The term “censored” seems to imply that you or the subject did something inappropriate. But that isn’t the case. Survival analysis involves measuring the elapsed amount of time that passes between some defined “start time” and some other defined “end point” for each observation (subject, individual, etc.) in the sample population. Quite often, there are observations in a survival analysis for which this elapsed amount of time is unknown. These observations are said to be censored, and the reasons this could occur are explained along with an example below to make it easier to understand.
Consider a hypothetical clinical trial that is scheduled to last for 6 months, and that will include 20 participants. The enrollment criteria for this trial are such that only 8 of the 20 participants were identified at the time the trial began. The other 12 participants were recruited over the course of the next four months. Each participant was then followed until one of three things happened:
1.The participant experienced the event of interest (in this case, the participant died)
2.The participant dropped out of the study
3.The study ended after 6 months, but the participant did not die in that time
The graph below shows a timeline for each of the original 8 participants in the study, along with an indication of whether or not they died (event) or were censored.
The graph above shows the “calendar time” on the X axis (the amount of time that has passed since the start of the experimental trial). Since the first eight participants entered the trial at the very beginning (time 0), the elapsed time to an event or censoring can be read directly from the graph. As shown in the graph above, Participant 01 was followed for four months, and then died. Similarly, Participants 02 and 03 were followed for two months and one month, respectively, and then each experienced the event of interest. Participant 07 was followed for 6 months, and died just before the end of the study. In contrast, Participant 04 was followed for the entire six months of the study, and did not experience the event of interest in that time period (they survived through the end of the study).
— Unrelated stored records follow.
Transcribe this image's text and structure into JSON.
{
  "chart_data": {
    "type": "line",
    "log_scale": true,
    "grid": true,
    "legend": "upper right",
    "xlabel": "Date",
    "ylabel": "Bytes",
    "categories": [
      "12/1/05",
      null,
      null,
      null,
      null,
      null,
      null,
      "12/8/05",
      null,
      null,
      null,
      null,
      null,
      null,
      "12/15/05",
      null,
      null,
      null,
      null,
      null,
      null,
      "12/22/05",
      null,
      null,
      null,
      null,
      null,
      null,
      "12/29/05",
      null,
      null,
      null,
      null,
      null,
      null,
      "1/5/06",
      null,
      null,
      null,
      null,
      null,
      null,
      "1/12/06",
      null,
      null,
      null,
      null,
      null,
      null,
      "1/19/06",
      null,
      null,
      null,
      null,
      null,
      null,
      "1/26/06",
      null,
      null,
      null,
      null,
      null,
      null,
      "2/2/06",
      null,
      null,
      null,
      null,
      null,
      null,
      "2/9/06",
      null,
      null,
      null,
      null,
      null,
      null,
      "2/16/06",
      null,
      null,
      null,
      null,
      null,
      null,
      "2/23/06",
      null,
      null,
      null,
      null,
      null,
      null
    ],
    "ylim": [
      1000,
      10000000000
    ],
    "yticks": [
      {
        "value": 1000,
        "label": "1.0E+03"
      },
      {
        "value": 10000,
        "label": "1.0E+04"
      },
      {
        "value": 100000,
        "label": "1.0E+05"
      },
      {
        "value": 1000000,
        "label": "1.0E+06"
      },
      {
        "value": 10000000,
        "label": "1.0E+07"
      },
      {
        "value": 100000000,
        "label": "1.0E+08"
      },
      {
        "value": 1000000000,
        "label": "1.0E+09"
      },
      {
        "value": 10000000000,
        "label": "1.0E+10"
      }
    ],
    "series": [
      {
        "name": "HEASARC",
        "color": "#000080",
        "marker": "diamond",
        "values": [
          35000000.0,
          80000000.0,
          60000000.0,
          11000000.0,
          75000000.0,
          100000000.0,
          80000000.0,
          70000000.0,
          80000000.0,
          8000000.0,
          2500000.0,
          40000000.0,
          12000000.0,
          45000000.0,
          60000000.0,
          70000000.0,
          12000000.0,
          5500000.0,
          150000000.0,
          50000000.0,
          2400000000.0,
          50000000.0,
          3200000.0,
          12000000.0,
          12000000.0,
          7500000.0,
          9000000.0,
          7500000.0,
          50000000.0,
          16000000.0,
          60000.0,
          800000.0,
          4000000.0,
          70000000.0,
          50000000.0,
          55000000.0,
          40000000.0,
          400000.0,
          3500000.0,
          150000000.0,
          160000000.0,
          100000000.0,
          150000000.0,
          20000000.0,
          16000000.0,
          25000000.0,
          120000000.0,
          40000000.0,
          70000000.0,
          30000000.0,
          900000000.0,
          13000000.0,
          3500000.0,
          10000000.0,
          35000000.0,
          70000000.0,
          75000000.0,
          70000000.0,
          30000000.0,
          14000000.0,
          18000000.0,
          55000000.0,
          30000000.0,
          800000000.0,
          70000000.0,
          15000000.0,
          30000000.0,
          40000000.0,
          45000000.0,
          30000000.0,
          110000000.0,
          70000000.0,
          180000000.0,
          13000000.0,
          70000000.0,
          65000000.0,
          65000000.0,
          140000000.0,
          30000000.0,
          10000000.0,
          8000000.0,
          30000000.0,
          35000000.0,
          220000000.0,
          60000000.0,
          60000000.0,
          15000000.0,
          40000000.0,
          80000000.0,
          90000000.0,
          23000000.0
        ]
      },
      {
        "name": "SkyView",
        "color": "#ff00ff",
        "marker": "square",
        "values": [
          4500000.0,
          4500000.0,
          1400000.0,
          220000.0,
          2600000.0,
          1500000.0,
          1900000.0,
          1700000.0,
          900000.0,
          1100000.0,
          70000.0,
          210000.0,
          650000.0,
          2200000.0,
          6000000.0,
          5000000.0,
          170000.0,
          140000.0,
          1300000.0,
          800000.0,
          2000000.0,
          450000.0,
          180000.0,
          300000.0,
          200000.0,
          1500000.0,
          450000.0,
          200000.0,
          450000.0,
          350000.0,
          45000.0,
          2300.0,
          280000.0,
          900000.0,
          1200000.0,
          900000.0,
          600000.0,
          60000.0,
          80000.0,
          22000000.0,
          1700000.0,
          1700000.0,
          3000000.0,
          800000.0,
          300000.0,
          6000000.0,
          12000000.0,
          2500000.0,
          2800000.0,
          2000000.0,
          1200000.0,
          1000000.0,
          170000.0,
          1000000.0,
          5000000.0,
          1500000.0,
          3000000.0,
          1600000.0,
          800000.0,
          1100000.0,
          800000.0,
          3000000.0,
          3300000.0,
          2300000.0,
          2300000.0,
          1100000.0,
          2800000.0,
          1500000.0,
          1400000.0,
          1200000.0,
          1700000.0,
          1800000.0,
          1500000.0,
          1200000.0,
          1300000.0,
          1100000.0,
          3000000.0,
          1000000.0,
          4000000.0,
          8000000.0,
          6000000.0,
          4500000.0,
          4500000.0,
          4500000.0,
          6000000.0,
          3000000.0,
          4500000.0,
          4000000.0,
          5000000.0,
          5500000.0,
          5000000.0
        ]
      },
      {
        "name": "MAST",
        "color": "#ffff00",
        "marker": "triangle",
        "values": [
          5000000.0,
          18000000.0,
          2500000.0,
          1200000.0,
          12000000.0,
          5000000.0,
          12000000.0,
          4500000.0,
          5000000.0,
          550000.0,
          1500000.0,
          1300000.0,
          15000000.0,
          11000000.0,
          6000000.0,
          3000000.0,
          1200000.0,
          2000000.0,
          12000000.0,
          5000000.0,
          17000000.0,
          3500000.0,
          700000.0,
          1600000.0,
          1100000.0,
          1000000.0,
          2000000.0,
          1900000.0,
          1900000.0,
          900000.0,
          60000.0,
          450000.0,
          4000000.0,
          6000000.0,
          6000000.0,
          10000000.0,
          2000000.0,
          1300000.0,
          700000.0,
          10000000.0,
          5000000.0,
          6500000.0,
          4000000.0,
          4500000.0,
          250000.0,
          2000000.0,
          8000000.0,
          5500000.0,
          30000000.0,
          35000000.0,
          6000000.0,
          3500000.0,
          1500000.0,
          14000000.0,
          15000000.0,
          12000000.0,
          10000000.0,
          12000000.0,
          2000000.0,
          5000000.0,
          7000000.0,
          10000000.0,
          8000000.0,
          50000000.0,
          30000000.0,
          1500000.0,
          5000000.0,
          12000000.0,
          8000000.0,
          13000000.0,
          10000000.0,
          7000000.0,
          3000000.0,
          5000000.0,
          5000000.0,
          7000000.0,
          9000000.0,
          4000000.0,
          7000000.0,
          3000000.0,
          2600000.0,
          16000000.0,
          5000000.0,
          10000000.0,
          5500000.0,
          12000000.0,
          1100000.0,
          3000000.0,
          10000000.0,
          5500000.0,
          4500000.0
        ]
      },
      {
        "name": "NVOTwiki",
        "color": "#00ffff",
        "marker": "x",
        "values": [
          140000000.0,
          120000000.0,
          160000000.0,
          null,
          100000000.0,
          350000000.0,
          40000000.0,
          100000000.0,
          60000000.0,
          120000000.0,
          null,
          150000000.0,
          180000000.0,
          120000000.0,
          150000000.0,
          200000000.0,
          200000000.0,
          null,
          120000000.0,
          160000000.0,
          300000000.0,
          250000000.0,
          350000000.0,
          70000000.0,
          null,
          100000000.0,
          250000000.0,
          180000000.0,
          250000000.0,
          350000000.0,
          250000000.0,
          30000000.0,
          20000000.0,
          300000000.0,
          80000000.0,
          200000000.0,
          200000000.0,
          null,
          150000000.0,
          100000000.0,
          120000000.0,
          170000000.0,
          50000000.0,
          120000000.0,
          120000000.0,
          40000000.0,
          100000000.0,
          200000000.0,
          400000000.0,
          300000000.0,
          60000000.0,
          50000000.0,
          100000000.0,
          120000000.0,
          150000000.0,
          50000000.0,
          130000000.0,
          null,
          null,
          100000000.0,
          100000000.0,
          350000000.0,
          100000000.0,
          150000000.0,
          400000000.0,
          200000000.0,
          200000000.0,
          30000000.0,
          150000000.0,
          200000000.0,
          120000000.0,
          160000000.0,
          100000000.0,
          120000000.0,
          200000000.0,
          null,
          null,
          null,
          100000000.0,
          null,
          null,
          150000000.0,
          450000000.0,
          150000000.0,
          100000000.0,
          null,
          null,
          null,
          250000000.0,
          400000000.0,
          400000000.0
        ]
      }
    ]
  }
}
Participant 05 was followed for two months, and did not die during this time. However, after these two months, Participant 05 chose to leave the study. Participant 08 also left the study after only one month. Note the difference between Participants 04 and 07. Although both participated in the study for six months, we know that Participant 07 died while Participant 04 survived through the end of the study.
For Participants 04, 05, and 08, we can’t know how much time passed before they experienced the event of interest, only that it must occur after the end of their observation period. From these original eight participants, we can only state that five experienced the event of interest, while these other three were censored.
Now that we have an idea of what this visualization tells us, we can look at all of the other participants in the study to get a complete picture of the data.
Twelve additional participants were recruited after the study began (Participants 09-20). As before, the graph above shows “calendar time” on the X axis. But we can see that the “start time” for participants 09-20 is no longer at Time = 0. Because the start time and end time for each participant may be different, we must find the difference between these two values to determine the “elapsed observation time” for each participant individually. Using the graph above, we see that seven of the next 12 participants were recruited after one month, three after two months, and one each after three months and four months respectively. Because of this, we cannot simply read off the event or censoring time as the elapsed time since these individuals did not start at time zero.
Of the twelve participants recruited after the beginning of the study, one (Participant 18) left the study and two did not experience the event of interest before the end of the study, resulting in three additional censored observations and nine additional observations for the event of interest.
This method of censoring is known as “right-censoring” since the survival time of the censored participant is unknown on the right hand side of the timeline. In other words, the event must have occurred after the observation period for each of these participants. There are other methods of censoring (with left-censoring and interval-censoring being the most common), however right-censoring is what will be used for survival analysis within Prism.
The following sections of this guide will cover information on the two types of survival analysis offered by Prism:
•Nonparametric survival analysis: Does not allow for multiple predictor variables or continuous predictor variables. Uses the Kaplan-Meier (product limit) method to estimate the survival function (survival curve). Separate curves for different groups (defined by a single categorical variable) can be compared using the logrank (Mantel-Haenszel, Mantel-Cox) and/or Gehan-Wilcoxon tests
•Semiparametric survival analysis: Uses Cox proportional hazards regression to estimate hazard ratios and parameter coefficients, baseline cumulative hazard and survival curves, and survival probability estimates for each observation. Allows for inclusion of multiple continuous and categorical predictor variables
A third type of survival analysis - parametric survival analysis - requires additional assumptions about the distribution of survival times in the sample population, and is not currently offered as an analysis within Prism.